João Aníbal Henriques, 10.03.22

 

por João Aníbal Henriques

Marcada pelo ritmo austero da sua fachada, o Solar dos Falcões, situado no coração do núcleo urbano consolidado de Cascais, é um dos mais importantes e significantes edifícios da vila. Tendo sobrevivido ao grande terramoto de 1755, quando os danos que sofreu não impediram que tenha passado a ser utilizado como substituto da igreja paroquial que, ali mesmo ao lado, havia sido bastante danificada pelo cataclismo, é um dos mais antigos edifícios de Cascais, carregando consigo informações essenciais para compreendermos como era a vila antes das grandes transformações ocorridas a partir de 1870 quando Dom Luís I escolheu este local como estância de veraneio.

De salientar, até porque é bem demonstrativo desta importância, o papel que teve Manuel Rodrigues de Lima, o arrematando da hasta pública que vendeu esta casa e a capela anexa em 1864, na concretização desse projecto de trazer a corte para a vila. Esse seu proprietário, num acto inusitado de entrega ao bem comum, constrói no terreno do velho solar um magnífico teatro dedicado a Gil Vicente que, na magnificência do seu projecto, contrasta de forma evidente com a simplicidade chã que caracterizava Cascais naquela época. E, despertando nos seus contemporâneos a estranheza por tão grandiosa obra num espaço tão desinteressante, depressa se percebe que a mesma fazia já parte de um plano maior engendrado pelas mais importantes e influentes personalidades da vila, das quais faziam parte o dito Manuel Rodrigues de Lima mas também João de Freitas Reis e, principalmente, Joaquim António Velez Barreiros, Visconde de Nossa Senhora da Luz, que com um espírito muito empreendedor foram dotando a vila dos equipamentos necessários para que ela pudesse vir a ser escolhida pelo monarca como destino para o final das suas férias de Verão.

 

 

O Solar dos Falcões e a Capela de Nossa Senhora da Nazaré, em conjunto com o que resta do seu antigo jardim, apresentam a formulação urbanística que definiu o nascimento e crescimento do casco antigo da Vila de Cascais. A simplicidade dos volumes, contrastando de forma evidente com a riqueza da sua decoração interior, é demonstrativa da influência que teve a arquitectura popular tradicional da região saloia naquilo que foi a consolidação da vila enquanto cerne de afirmação do poder municipal.

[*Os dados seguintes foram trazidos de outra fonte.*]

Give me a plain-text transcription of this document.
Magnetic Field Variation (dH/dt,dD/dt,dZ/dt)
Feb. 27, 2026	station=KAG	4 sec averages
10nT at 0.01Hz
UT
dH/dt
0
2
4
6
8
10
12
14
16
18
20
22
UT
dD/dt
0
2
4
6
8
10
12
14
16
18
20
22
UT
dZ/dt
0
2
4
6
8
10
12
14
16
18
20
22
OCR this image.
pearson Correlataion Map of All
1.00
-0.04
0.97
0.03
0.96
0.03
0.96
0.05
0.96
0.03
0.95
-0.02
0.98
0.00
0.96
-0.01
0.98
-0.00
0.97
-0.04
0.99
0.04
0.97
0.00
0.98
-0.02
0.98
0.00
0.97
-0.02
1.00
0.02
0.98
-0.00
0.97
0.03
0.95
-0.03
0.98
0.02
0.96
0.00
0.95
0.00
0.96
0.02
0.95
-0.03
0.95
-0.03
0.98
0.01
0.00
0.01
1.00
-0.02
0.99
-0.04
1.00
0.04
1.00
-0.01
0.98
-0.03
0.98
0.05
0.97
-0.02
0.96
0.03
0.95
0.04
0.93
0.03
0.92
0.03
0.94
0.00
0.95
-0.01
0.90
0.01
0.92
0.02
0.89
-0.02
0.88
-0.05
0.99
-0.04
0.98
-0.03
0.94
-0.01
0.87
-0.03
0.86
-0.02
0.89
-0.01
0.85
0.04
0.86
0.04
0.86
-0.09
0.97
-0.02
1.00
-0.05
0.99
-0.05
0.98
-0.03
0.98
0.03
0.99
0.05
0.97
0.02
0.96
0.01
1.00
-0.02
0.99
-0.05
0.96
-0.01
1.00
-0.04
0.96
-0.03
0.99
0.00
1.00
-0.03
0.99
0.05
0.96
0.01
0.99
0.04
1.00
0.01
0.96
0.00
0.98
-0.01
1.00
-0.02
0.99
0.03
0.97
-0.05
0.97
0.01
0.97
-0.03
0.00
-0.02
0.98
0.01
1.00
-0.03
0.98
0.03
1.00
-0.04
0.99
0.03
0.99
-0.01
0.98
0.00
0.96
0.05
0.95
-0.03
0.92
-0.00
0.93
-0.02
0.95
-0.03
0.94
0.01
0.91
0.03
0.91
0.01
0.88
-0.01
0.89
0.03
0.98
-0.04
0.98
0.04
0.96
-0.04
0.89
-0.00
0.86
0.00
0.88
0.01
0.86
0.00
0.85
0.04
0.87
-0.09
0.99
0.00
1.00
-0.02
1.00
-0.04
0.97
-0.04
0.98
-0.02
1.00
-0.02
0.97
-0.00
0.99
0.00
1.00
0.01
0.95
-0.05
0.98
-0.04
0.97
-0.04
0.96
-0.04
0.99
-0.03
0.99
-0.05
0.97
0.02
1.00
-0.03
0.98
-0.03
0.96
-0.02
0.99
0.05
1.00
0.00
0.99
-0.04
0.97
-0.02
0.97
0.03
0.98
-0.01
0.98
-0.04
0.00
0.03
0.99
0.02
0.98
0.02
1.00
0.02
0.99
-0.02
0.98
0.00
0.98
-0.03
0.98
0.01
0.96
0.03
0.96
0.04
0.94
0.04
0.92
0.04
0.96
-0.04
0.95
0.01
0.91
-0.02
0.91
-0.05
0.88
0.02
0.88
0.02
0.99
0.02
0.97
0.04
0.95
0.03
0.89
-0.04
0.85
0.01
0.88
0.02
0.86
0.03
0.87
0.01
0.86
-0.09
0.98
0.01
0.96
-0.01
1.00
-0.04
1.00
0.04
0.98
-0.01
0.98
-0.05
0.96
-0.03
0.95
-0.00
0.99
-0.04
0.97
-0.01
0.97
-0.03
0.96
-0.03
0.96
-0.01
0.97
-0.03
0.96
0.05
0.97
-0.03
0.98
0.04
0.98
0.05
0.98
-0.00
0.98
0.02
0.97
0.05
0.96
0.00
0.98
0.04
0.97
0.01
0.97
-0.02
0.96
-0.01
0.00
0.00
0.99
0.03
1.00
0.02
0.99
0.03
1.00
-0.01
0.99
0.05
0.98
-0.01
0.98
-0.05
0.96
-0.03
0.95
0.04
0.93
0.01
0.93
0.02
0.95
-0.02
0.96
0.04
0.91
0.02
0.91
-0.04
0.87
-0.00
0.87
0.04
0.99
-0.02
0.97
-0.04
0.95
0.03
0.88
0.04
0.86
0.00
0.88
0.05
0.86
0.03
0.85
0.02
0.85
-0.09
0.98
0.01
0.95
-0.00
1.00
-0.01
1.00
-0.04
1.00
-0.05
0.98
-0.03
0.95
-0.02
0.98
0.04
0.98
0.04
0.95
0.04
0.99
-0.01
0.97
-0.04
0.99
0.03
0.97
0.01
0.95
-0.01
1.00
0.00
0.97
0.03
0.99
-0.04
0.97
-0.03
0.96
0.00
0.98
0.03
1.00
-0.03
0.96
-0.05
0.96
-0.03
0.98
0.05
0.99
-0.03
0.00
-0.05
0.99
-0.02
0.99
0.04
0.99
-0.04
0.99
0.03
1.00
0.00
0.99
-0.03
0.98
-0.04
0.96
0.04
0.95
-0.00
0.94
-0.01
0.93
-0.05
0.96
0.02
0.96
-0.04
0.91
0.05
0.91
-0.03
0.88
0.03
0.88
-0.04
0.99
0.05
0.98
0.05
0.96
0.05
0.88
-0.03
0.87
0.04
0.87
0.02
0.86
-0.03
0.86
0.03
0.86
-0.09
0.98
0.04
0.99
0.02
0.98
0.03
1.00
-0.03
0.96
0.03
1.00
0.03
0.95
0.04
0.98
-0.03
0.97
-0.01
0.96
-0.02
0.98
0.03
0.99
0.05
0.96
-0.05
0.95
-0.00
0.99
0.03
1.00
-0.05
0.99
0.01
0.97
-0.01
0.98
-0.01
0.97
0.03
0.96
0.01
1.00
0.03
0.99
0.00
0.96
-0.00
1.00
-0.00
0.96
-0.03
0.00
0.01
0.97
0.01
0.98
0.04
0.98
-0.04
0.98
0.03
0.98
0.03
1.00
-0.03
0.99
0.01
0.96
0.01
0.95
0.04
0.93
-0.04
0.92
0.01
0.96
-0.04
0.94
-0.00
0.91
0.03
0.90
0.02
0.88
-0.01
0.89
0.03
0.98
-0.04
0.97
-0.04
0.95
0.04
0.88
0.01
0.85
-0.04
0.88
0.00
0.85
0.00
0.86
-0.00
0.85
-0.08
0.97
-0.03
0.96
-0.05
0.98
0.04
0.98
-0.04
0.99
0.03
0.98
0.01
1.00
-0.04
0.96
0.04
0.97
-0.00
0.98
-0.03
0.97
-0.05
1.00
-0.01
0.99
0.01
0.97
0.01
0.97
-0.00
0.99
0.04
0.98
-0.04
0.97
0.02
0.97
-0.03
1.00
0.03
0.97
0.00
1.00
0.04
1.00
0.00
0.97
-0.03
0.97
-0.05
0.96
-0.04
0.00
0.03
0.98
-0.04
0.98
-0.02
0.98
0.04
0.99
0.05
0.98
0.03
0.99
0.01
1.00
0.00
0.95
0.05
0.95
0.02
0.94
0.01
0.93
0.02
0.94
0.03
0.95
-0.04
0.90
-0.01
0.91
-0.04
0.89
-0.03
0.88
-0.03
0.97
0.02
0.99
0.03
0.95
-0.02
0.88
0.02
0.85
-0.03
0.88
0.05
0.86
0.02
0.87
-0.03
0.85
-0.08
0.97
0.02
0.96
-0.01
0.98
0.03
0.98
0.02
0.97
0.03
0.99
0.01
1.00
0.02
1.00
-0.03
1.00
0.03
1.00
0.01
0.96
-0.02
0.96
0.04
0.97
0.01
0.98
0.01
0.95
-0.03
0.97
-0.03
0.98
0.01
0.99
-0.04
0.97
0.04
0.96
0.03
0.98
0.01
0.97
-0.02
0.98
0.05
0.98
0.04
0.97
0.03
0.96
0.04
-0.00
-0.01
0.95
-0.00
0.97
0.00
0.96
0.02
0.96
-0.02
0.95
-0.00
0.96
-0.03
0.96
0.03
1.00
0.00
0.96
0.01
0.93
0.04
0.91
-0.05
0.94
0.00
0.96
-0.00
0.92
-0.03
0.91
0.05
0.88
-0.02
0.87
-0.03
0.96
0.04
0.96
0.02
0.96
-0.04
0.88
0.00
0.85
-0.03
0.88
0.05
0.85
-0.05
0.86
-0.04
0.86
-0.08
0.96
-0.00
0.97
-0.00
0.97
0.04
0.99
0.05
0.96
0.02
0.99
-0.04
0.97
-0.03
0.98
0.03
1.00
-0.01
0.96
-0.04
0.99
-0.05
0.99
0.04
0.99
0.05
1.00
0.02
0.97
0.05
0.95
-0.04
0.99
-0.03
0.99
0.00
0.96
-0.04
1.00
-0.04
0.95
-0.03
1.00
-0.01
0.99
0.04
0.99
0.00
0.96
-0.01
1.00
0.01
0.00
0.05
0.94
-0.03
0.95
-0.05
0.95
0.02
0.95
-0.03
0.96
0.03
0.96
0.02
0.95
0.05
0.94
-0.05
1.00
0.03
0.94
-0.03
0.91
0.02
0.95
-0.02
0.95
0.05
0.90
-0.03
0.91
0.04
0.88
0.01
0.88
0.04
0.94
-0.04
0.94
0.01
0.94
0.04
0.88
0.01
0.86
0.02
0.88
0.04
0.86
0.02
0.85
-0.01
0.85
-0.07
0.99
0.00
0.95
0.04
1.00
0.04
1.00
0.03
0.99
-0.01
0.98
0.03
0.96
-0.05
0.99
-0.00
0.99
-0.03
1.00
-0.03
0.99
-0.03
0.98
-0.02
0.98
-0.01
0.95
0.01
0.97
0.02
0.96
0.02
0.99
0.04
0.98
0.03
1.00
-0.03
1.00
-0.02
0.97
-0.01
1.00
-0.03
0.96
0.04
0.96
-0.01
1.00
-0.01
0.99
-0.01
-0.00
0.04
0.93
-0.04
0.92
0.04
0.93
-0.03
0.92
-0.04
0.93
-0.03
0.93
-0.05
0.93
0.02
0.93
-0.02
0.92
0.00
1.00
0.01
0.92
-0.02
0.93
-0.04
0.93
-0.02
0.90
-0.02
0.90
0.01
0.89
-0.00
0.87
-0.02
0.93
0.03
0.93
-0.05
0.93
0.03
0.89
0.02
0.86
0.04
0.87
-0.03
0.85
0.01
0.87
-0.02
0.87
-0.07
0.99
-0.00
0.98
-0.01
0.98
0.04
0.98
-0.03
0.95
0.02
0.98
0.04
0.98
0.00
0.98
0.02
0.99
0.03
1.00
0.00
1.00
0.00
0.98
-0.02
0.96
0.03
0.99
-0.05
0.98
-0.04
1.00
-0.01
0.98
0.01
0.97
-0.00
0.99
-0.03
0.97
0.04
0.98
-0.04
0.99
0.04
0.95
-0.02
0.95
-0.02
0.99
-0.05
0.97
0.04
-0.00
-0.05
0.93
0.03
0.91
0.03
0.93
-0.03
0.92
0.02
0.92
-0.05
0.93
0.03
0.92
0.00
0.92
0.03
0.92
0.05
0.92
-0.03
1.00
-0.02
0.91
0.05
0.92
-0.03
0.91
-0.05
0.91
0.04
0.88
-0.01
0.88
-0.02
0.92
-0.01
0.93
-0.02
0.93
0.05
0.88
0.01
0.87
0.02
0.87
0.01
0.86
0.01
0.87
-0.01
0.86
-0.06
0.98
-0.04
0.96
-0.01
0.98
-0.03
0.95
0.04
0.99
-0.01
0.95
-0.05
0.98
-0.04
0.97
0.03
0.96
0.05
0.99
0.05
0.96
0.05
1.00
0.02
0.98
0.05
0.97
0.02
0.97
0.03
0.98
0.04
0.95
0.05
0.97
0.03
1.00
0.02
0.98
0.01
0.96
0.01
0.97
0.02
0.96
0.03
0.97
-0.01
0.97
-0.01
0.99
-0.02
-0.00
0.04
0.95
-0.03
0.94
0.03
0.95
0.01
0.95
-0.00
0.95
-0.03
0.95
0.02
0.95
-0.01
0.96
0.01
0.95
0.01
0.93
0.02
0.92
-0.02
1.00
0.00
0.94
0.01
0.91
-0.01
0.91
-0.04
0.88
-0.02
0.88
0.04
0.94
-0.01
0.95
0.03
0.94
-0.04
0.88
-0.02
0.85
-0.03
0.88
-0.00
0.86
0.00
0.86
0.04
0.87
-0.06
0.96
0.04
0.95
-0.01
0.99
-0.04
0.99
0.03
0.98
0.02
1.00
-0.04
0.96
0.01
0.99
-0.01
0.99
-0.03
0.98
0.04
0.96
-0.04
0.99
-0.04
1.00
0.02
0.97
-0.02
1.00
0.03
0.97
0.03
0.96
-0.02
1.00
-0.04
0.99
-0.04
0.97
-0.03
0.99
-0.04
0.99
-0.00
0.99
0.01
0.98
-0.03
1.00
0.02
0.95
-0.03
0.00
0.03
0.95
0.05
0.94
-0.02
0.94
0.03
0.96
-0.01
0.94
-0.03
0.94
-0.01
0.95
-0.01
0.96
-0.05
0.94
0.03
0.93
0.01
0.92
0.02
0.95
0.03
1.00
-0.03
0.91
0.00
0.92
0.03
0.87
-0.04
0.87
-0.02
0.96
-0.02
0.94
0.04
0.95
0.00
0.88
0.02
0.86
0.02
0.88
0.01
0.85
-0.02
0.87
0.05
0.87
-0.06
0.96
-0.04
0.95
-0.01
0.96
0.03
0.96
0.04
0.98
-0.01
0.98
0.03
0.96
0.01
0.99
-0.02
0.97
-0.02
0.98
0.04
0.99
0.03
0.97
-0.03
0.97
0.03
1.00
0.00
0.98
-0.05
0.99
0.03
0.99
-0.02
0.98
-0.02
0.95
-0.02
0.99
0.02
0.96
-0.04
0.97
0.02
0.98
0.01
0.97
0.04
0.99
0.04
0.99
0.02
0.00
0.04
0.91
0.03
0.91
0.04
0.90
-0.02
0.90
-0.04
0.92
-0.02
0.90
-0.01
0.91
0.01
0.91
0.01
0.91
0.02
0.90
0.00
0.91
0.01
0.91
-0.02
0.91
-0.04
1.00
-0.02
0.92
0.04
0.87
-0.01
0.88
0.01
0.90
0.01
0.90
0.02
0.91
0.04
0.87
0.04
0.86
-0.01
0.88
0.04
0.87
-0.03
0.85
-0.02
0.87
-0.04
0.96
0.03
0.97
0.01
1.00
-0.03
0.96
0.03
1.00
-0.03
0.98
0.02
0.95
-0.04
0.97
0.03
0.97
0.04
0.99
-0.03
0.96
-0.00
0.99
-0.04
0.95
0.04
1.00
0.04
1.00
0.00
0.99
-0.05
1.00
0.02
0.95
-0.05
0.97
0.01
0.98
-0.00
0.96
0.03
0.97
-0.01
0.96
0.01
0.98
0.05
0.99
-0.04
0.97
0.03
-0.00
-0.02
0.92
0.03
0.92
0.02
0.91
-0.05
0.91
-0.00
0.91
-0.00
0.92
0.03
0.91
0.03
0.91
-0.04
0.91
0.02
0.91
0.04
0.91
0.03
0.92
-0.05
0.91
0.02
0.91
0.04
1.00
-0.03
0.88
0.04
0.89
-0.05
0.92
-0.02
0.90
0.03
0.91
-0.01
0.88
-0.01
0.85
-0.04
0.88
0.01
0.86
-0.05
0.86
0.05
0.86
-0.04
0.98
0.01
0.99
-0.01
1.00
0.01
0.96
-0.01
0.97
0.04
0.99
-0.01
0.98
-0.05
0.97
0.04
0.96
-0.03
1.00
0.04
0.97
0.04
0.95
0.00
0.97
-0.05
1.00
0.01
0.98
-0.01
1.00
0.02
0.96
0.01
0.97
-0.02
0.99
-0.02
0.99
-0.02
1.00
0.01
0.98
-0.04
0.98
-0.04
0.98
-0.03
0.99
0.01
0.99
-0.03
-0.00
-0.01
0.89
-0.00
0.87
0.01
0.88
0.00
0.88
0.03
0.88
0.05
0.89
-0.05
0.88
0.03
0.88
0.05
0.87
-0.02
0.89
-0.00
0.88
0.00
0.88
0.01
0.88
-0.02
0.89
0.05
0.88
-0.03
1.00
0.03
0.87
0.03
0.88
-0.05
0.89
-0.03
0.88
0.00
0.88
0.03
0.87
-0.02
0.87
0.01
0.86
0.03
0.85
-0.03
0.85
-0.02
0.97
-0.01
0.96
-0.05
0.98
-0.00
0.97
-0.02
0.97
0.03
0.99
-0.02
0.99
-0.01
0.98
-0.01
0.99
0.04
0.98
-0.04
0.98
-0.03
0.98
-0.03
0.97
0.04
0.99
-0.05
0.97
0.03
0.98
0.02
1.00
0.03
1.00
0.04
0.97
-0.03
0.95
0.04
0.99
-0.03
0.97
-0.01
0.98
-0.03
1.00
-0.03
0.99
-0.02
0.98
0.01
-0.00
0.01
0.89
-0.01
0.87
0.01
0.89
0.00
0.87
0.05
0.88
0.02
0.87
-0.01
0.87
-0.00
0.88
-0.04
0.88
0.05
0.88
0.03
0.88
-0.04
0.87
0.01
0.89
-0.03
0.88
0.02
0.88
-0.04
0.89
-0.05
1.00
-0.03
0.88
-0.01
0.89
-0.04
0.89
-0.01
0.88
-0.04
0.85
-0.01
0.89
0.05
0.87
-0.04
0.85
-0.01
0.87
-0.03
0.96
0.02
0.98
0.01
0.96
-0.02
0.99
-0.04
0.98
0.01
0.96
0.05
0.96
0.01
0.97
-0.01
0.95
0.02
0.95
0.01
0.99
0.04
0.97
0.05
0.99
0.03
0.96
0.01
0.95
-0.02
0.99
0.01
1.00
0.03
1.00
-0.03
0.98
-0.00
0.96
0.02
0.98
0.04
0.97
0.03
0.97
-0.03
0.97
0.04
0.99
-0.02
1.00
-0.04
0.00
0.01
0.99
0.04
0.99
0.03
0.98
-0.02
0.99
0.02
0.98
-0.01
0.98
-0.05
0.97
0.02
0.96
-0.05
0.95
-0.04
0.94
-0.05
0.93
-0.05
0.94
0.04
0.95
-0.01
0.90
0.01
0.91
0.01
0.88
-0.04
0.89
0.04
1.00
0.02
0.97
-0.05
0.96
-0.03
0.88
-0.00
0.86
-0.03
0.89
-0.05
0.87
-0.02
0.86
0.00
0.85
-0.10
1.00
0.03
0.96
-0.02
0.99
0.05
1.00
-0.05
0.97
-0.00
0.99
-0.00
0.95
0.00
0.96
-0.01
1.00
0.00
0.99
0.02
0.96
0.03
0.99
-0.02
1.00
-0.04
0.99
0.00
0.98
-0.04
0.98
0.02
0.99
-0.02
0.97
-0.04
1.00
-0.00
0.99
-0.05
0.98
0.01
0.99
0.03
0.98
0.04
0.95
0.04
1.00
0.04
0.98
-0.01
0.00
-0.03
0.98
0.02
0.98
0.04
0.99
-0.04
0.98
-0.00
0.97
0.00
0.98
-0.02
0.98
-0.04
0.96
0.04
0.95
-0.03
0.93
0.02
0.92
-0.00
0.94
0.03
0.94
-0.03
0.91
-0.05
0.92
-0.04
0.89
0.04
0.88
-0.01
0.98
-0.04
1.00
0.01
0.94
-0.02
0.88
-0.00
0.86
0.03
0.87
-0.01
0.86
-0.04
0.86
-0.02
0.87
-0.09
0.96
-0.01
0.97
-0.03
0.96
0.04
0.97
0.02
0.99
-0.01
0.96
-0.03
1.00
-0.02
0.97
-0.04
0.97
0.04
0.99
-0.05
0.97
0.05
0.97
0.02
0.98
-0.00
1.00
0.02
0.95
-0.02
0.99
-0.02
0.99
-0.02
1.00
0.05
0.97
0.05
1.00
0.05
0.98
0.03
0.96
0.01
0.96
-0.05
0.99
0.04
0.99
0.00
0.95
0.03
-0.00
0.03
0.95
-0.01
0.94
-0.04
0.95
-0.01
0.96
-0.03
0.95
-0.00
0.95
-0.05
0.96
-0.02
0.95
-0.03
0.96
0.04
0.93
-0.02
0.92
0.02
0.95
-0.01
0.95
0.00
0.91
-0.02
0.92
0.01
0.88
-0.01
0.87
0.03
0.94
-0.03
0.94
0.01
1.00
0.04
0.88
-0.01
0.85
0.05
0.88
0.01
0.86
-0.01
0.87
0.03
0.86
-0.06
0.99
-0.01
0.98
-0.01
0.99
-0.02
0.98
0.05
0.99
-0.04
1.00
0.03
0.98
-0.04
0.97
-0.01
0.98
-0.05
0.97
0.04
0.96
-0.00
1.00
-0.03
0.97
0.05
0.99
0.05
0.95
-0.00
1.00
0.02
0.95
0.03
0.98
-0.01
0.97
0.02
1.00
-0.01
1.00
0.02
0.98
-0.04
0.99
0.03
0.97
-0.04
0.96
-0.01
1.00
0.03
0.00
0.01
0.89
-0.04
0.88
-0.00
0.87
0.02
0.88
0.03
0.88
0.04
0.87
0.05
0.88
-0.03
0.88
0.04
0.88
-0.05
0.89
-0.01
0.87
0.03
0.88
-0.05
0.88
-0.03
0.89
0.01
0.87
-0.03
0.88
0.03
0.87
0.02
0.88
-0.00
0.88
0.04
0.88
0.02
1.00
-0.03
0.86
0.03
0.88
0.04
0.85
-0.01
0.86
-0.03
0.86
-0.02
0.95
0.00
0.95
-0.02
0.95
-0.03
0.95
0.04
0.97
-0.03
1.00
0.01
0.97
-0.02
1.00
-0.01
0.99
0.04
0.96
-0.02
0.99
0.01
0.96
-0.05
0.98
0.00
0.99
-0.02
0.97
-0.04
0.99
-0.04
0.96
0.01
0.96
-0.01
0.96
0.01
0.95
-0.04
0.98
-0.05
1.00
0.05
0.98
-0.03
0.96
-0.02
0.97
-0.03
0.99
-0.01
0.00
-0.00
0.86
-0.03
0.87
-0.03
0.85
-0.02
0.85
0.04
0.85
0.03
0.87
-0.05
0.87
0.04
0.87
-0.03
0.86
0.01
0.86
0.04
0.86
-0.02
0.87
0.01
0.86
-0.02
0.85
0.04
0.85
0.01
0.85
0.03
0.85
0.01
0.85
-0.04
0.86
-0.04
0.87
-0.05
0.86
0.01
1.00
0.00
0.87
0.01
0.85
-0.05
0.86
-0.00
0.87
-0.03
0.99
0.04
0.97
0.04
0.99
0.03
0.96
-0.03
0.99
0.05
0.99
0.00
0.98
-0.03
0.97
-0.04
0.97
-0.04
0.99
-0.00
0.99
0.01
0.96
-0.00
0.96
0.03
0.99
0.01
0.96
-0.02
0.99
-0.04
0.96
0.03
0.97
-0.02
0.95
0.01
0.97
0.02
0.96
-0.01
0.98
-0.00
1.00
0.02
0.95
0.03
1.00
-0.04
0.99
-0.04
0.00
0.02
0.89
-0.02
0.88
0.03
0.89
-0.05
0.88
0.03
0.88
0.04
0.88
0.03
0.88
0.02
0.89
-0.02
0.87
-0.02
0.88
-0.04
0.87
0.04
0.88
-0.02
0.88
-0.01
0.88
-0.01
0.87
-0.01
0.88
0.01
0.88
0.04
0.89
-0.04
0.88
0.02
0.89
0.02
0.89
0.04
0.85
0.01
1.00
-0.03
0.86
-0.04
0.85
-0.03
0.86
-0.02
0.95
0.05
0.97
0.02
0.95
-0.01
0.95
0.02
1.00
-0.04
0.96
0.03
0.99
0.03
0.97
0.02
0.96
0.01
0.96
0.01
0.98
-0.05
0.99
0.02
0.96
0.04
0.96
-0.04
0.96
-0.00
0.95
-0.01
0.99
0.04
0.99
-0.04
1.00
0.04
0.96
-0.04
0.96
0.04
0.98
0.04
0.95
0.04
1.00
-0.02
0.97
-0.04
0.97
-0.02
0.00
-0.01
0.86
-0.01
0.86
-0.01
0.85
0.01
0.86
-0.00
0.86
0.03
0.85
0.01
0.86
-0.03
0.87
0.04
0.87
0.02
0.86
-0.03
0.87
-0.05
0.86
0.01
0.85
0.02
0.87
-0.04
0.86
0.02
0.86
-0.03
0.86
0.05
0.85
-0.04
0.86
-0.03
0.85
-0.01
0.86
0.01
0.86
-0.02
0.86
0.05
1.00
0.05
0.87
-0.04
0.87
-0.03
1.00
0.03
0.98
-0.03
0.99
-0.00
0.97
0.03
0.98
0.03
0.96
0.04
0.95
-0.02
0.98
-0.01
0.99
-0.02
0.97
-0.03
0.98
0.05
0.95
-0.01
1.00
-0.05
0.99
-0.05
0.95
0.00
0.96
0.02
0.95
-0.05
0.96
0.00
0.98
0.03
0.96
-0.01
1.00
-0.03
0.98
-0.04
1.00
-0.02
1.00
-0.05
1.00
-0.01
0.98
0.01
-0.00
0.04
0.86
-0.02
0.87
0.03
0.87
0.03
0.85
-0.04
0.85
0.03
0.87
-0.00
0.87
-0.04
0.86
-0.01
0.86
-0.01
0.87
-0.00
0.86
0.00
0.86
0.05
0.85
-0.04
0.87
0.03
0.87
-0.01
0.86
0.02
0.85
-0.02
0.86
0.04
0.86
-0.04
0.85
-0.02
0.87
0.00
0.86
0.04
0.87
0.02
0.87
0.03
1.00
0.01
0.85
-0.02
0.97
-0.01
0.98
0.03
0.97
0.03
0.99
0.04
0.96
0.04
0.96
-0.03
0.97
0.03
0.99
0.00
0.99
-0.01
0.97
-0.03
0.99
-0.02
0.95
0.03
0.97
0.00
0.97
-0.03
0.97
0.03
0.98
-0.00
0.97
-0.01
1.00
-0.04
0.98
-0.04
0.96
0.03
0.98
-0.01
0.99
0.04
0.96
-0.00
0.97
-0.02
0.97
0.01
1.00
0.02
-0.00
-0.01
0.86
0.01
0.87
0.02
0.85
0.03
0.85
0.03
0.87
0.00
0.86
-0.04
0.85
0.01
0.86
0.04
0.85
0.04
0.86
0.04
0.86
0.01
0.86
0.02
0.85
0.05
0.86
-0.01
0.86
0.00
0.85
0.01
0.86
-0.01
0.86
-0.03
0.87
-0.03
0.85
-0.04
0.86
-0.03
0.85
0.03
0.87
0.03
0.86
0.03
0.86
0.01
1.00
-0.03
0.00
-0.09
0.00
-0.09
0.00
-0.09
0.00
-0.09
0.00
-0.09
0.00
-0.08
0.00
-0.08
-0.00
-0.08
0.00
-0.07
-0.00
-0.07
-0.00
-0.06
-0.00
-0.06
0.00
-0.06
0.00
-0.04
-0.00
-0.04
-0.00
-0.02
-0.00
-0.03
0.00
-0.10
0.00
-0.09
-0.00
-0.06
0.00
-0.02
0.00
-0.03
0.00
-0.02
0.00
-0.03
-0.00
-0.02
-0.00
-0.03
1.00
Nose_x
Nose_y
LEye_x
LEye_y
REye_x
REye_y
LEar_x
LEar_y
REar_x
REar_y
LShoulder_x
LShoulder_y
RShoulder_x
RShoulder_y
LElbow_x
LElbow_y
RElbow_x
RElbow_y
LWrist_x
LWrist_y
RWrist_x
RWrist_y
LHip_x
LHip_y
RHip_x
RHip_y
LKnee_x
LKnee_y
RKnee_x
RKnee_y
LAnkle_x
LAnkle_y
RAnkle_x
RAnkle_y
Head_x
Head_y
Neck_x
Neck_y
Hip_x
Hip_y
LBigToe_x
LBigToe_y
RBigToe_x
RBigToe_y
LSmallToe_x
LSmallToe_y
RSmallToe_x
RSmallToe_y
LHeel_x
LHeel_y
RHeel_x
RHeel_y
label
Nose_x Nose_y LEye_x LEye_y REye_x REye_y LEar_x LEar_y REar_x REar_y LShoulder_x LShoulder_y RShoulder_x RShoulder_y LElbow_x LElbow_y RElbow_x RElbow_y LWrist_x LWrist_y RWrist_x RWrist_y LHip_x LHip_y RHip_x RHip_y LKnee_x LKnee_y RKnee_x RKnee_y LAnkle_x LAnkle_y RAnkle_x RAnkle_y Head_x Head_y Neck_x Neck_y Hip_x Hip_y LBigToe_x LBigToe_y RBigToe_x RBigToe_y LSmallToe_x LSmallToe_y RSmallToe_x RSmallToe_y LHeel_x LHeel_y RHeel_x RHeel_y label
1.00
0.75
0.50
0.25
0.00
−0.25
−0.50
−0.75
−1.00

O provável instituidor da capela e possível construtor do solar, terá sido Bernardino Falcão Pereira e sua mulher Antónia Felícia Gameiro Feyo que, algures ainda no Século XVII, assumiram este espaço como morada para a família e como jazigo privado.  Foram eles quem, depois de um processo de instalação no território municipal muito marcado ainda pela exploração dos recursos primários da vila, deram origem a uma linhagem familiar que foi determinante na recriação do Cascais da Corte cujas repercussões se sentiram até à actualidade. Pedro Falcão, o saudoso autor da mítica obra “Cascais Menino” era um dos orgulhosos descendentes destes primeiros Falcões, fazendo eco deste legado nas suas obras e nos vários momentos que determinam a sua profusa vida de cascalense.

 

 

Em termos artísticos o Solar dos Falcões possui um importante conjunto azulejar que, com data de 1729, foi pintado pelo Mestre António de Oliveira Bernardes e centra-se numa pintura figurativa de Nossa Senhora da Nazaré a ressuscitar um homem. Os símbolos marianos, que enchem a Capela-Mor, acompanham várias figuras infantis com ligação directa às litanias de Maria, compondo um quadro que complementa de forma evidente a abordagem mariana existente no vizinho Convento de Nossa Senhora da Piedade e o dogmatismo católico que caracteriza a abordagem pragmática expressa de forma visual na Igreja Paroquial de Nossa Senhora da Assunção situada ali mesmo ao lado.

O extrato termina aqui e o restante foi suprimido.